Representatives from the US Food and Drug Administration (FDA) and the US Department of Agriculture (USDA) testified last week with regard to federal efforts to regulate domestic hemp production and the sale of certain hemp-derived CBD products.
In December, Congress enacted legislation removing industrial hemp (defined as cannabis containing less than 0.3 percent THC) and products containing cannabinoids derived from hemp from the federal Controlled Substances Act.
In Congressional testimony last week, Agriculture Secretary Sonny Perdue said that the Department is working to create federal hemp regulations by 2020. Under the provisions of the 2018 Farm Bill, US states that wish to license commercial hemp cultivation must submit their plan to the USDA. However, the agency is not reviewing any state-specific plans until it has finalized its own federal regulations.

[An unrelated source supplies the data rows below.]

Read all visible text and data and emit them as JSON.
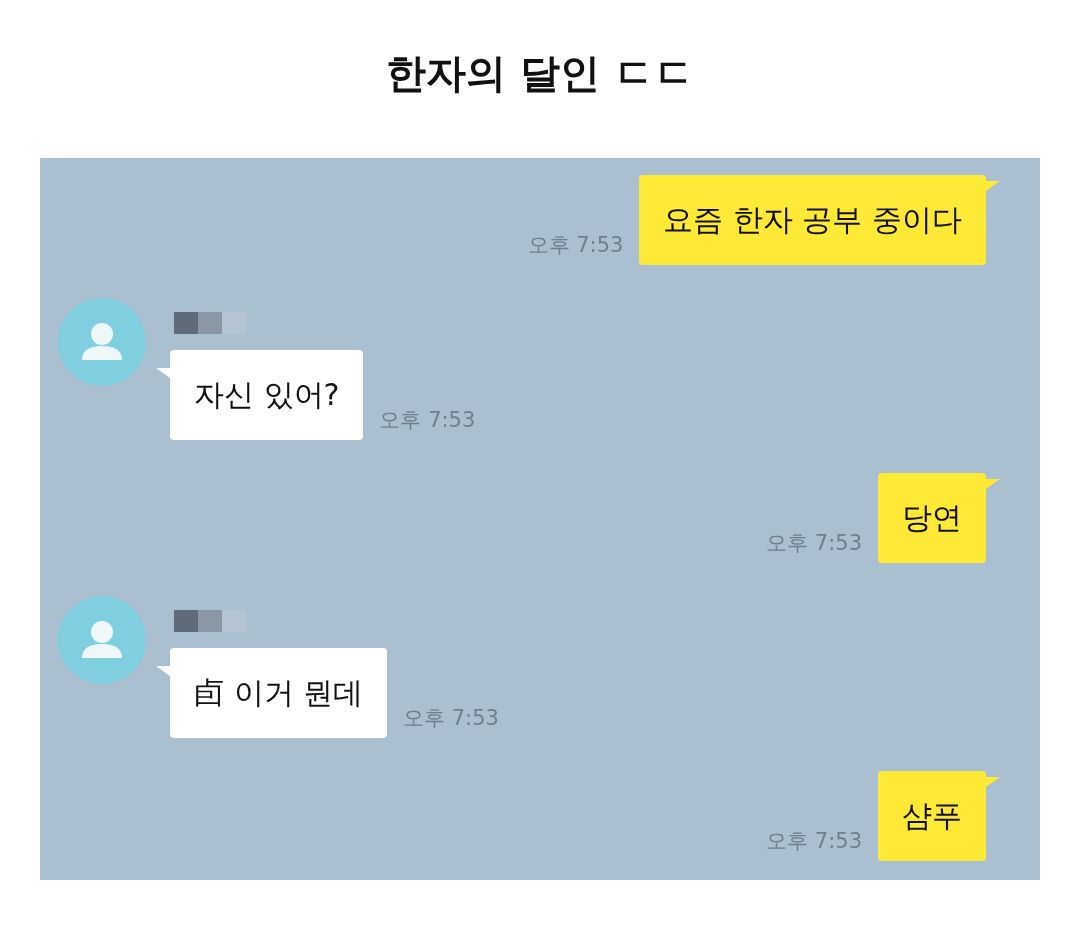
{
  "title": "한자의 달인 ㄷㄷ",
  "messages": [
    {
      "kind": "sent",
      "text": "요즘 한자 공부 중이다",
      "time": "오후 7:53"
    },
    {
      "kind": "received",
      "text": "자신 있어?",
      "time": "오후 7:53"
    },
    {
      "kind": "sent",
      "text": "당연",
      "time": "오후 7:53"
    },
    {
      "kind": "received",
      "text": "卣 이거 뭔데",
      "time": "오후 7:53"
    },
    {
      "kind": "sent",
      "text": "샴푸",
      "time": "오후 7:53"
    }
  ]
}
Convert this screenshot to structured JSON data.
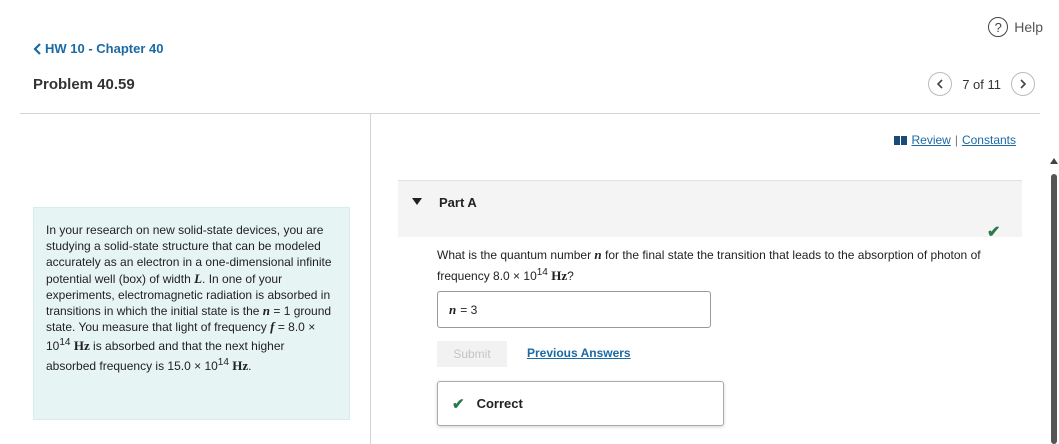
{
  "header": {
    "help_label": "Help",
    "help_icon": "question-circle-icon",
    "back_label": "HW 10 - Chapter 40",
    "problem_title": "Problem 40.59",
    "pager": {
      "text": "7 of 11"
    }
  },
  "links": {
    "review": "Review",
    "separator": "|",
    "constants": "Constants"
  },
  "context": {
    "p1": "In your research on new solid-state devices, you are studying a solid-state structure that can be modeled accurately as an electron in a one-dimensional infinite potential well (box) of width ",
    "var_L": "L",
    "p2": ". In one of your experiments, electromagnetic radiation is absorbed in transitions in which the initial state is the ",
    "var_n": "n",
    "p3": " = 1 ground state. You measure that light of frequency ",
    "var_f": "f",
    "p4": " = 8.0 × 10",
    "exp1": "14",
    "unit1": "Hz",
    "p5": " is absorbed and that the next higher absorbed frequency is 15.0 × 10",
    "exp2": "14",
    "unit2": "Hz",
    "p6": "."
  },
  "part": {
    "label": "Part A",
    "question_p1": "What is the quantum number ",
    "question_var": "n",
    "question_p2": " for the final state the transition that leads to the absorption of photon of frequency 8.0 × 10",
    "question_exp": "14",
    "question_unit": "Hz",
    "question_p3": "?",
    "answer_var": "n",
    "answer_eq": "= ",
    "answer_value": "3",
    "submit_label": "Submit",
    "previous_answers": "Previous Answers",
    "feedback": "Correct"
  },
  "colors": {
    "link": "#1a6aa5",
    "correct_green": "#2a7a4b",
    "context_bg": "#e7f4f4"
  }
}
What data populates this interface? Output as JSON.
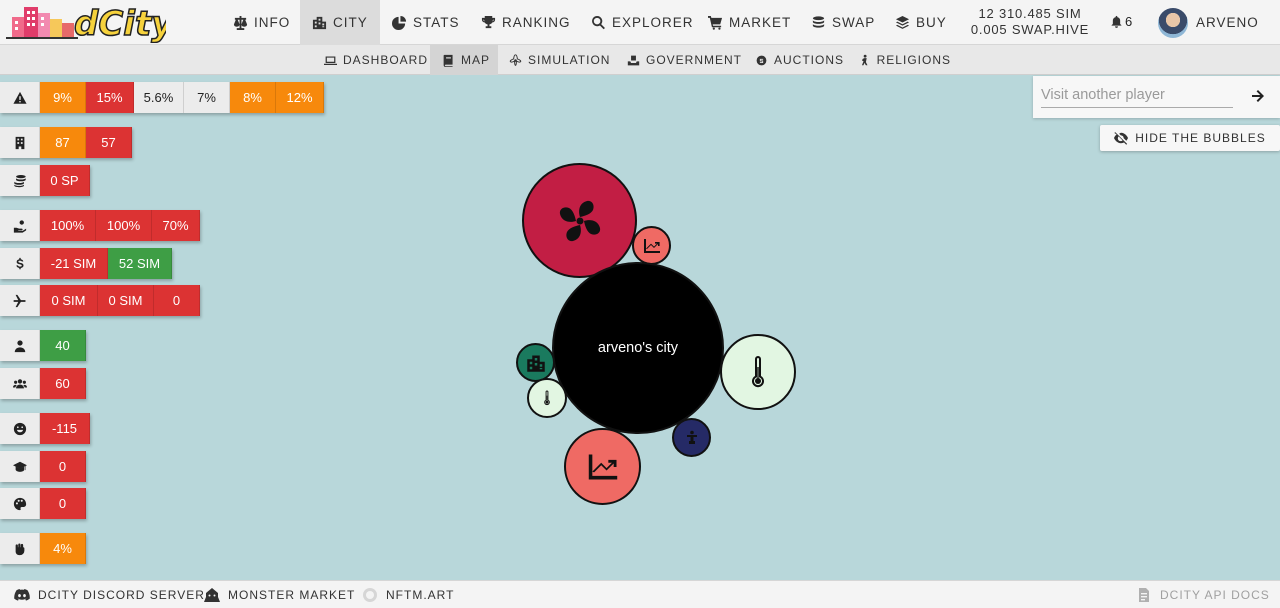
{
  "app": {
    "name": "dCity"
  },
  "topnav": {
    "items": [
      {
        "label": "INFO",
        "icon": "scale-icon"
      },
      {
        "label": "CITY",
        "icon": "city-icon"
      },
      {
        "label": "STATS",
        "icon": "pie-chart-icon"
      },
      {
        "label": "RANKING",
        "icon": "trophy-icon"
      },
      {
        "label": "EXPLORER",
        "icon": "search-icon"
      },
      {
        "label": "MARKET",
        "icon": "cart-icon"
      },
      {
        "label": "SWAP",
        "icon": "coins-icon"
      },
      {
        "label": "BUY",
        "icon": "layers-icon"
      }
    ],
    "active": "CITY",
    "balance_sim": "12 310.485 SIM",
    "balance_swap": "0.005 SWAP.HIVE",
    "notifications": "6",
    "username": "ARVENO"
  },
  "subnav": {
    "items": [
      {
        "label": "DASHBOARD",
        "icon": "laptop-icon"
      },
      {
        "label": "MAP",
        "icon": "book-icon"
      },
      {
        "label": "SIMULATION",
        "icon": "atom-icon"
      },
      {
        "label": "GOVERNMENT",
        "icon": "vote-icon"
      },
      {
        "label": "AUCTIONS",
        "icon": "auction-icon"
      },
      {
        "label": "RELIGIONS",
        "icon": "pray-icon"
      }
    ],
    "active": "MAP"
  },
  "stats": {
    "risks": [
      "9%",
      "15%",
      "5.6%",
      "7%",
      "8%",
      "12%"
    ],
    "buildings": [
      "87",
      "57"
    ],
    "sp": [
      "0 SP"
    ],
    "income_rates": [
      "100%",
      "100%",
      "70%"
    ],
    "money": [
      "-21 SIM",
      "52 SIM"
    ],
    "tourism": [
      "0 SIM",
      "0 SIM",
      "0"
    ],
    "population": [
      "40"
    ],
    "workers": [
      "60"
    ],
    "happiness": [
      "-115"
    ],
    "education": [
      "0"
    ],
    "culture": [
      "0"
    ],
    "revolt": [
      "4%"
    ]
  },
  "colors": {
    "orange": "#f7890c",
    "red": "#dc3333",
    "green": "#3e9e45",
    "grey": "#ececec",
    "map_bg": "#b8d7da"
  },
  "visit": {
    "placeholder": "Visit another player"
  },
  "hide_bubbles": {
    "label": "HIDE THE BUBBLES"
  },
  "city": {
    "label": "arveno's city"
  },
  "footer": {
    "discord": "DCITY DISCORD SERVER",
    "monster": "MONSTER MARKET",
    "nftm": "NFTM.ART",
    "api": "DCITY API DOCS"
  }
}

In separate testimony, outgoing FDA Commissioner Scott Gottlieb told Congress that the agency is considering various pathways to regulate hemp-derived CBD products, but cautioned that the process could take “two, three, [or] four years.” The Commissioner has previously stated, “[I]t’s unlawful under the FD&C Act (US Food Drugs and Cosmetics Act) to introduce food containing added CBD or THC into interstate commerce, or to market CBD or THC products as, or in, dietary supplements, regardless of whether the substances are hemp-derived.” That announcement led to regulatory agencies in several states pulling certain CBD-infused products from the retail market.
The FDA director told Congress that the agency will soon announce the formation of a “high-level working group” to begin addressing the issue, with public meetings beginning in April.